Sempre Galiza! Cantares de Rosalia

coordenação Pedro Godinho

Nas palavras de Carcalho Calero, Rosalia “assinala o primeiro marco inamovível na história da literatura galega contemporânea”.

Os Cantares Galegos, de Rosalia de Castro, publicados em 1863, são um marco na literatura galego-portuguesa e podem agora ser lidos na versão linguística de Higino Martins, editada por Edições da Galiza, sem os implantes da ortografia castelhana.
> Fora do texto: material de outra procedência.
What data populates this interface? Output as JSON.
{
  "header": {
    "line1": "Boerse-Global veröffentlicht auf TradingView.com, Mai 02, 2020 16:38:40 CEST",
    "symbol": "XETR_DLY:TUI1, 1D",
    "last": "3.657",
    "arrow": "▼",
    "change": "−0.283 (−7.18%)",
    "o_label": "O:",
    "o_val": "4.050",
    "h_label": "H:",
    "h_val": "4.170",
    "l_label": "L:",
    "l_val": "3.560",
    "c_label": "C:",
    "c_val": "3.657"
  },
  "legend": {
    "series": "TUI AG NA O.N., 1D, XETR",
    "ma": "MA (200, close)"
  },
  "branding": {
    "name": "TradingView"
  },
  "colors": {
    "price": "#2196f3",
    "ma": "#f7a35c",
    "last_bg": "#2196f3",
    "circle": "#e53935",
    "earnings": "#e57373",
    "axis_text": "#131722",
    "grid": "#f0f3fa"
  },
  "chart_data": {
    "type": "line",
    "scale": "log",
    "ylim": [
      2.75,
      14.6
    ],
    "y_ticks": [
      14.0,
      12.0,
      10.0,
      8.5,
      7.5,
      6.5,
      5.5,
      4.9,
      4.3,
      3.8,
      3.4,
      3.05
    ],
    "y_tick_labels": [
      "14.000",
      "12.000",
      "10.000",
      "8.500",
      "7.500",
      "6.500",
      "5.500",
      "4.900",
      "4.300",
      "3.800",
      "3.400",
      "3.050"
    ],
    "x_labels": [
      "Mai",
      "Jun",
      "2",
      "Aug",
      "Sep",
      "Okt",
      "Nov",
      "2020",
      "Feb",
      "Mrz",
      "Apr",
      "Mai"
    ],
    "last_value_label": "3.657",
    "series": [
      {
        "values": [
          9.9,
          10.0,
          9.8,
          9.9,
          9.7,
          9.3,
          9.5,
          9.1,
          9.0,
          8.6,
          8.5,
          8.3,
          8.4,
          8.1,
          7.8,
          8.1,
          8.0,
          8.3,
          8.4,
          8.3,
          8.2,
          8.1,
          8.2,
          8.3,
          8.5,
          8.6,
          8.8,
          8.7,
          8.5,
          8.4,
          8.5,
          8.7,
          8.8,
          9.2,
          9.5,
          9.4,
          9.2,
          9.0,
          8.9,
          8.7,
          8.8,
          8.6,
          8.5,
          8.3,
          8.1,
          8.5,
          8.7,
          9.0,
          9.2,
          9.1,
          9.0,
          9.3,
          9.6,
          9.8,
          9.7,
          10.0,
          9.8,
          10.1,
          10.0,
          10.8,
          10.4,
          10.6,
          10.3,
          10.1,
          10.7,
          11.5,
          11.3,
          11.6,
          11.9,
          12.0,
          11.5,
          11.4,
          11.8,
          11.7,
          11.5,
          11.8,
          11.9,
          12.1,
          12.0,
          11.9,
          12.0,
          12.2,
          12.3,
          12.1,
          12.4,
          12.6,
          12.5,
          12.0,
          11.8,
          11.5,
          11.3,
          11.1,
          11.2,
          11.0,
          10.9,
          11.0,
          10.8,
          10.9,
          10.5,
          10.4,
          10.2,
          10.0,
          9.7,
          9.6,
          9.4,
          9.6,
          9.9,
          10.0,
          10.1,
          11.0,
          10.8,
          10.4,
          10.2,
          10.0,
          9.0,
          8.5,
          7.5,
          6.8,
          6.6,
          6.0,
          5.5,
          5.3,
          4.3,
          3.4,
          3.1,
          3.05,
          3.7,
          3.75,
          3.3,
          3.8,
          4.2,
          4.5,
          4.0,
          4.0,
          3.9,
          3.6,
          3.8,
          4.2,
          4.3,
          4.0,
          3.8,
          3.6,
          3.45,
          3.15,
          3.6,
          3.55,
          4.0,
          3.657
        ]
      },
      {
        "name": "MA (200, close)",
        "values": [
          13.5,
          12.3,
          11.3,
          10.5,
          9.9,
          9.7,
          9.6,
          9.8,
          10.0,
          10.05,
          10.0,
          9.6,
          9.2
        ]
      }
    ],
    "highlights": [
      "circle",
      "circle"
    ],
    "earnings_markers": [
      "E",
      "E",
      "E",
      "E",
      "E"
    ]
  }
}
Escreveu Rosalia na sua introdução aos Cantares:

Cantos, báguas, queixas, suspiros, serãos, romarias, paisagens, devesas, pinhais, solidões, ribeiras, costumes, tudo aquilo, enfim, que pela sua forma e colorido é digno de ser cantado, tudo o que teve um eco,uma voz, um rugido por leve que fosse, que chegasse a comover-me, tudo isso me atrevi a cantar neste humilde livro para dizer uma vez sequer, mal que seja sem jeito, aos que sem razão nem conhecimento algum nos desprezam, que a nossa terra é digna de louvores, e que a nossa língua não é aquela que bastardeiam e champurram lerdamente nas mais ilustradíssimas províncias com um riso de mofa, que para dizer verdade (por mais que esta seja dura) demonstra a ignorância mais crassa e a mais imperdoável injustiça que pode fazer uma província a outra província irmã, por pobre que esta seja. Mas eis que o mais triste nesta questão é a falsidade com que fora daqui pintam assim os filhos da Galiza como a Galiza mesma, a que geralmente julgam o mais desprezível e feio de Espanha, quando acaso seja o mais formoso e digno de louvor.

(...)

Foi este o móbil principal que me impeliu a publicar este livro, que, mais que ninguém, conheço que necessita da indulgência de todos. Sem gramática nem regras de nenhuma classe, o leitor topará muitas vezes faltas de ortografia, expressões que dissoarão aos ouvidos de um purista; mas ao menos, e para desculpar em algo estes defeitos, pus o maior cuidado em reproduzir o verdadeiro espírito do nosso povo, e penso que o consegui em algo… se bem duma maneira débil e fraca. Queira o céu que outro mais afortunado do que eu possa descrever com as suas cores verdadeiras os quadros encantadores que por aqui se topam ainda no recanto mais escondido e olvidado, para que assim, ao menos em fama, já que não em proveito, ganhe e se veja com o respeito e admiração merecida esta infortunada Galiza!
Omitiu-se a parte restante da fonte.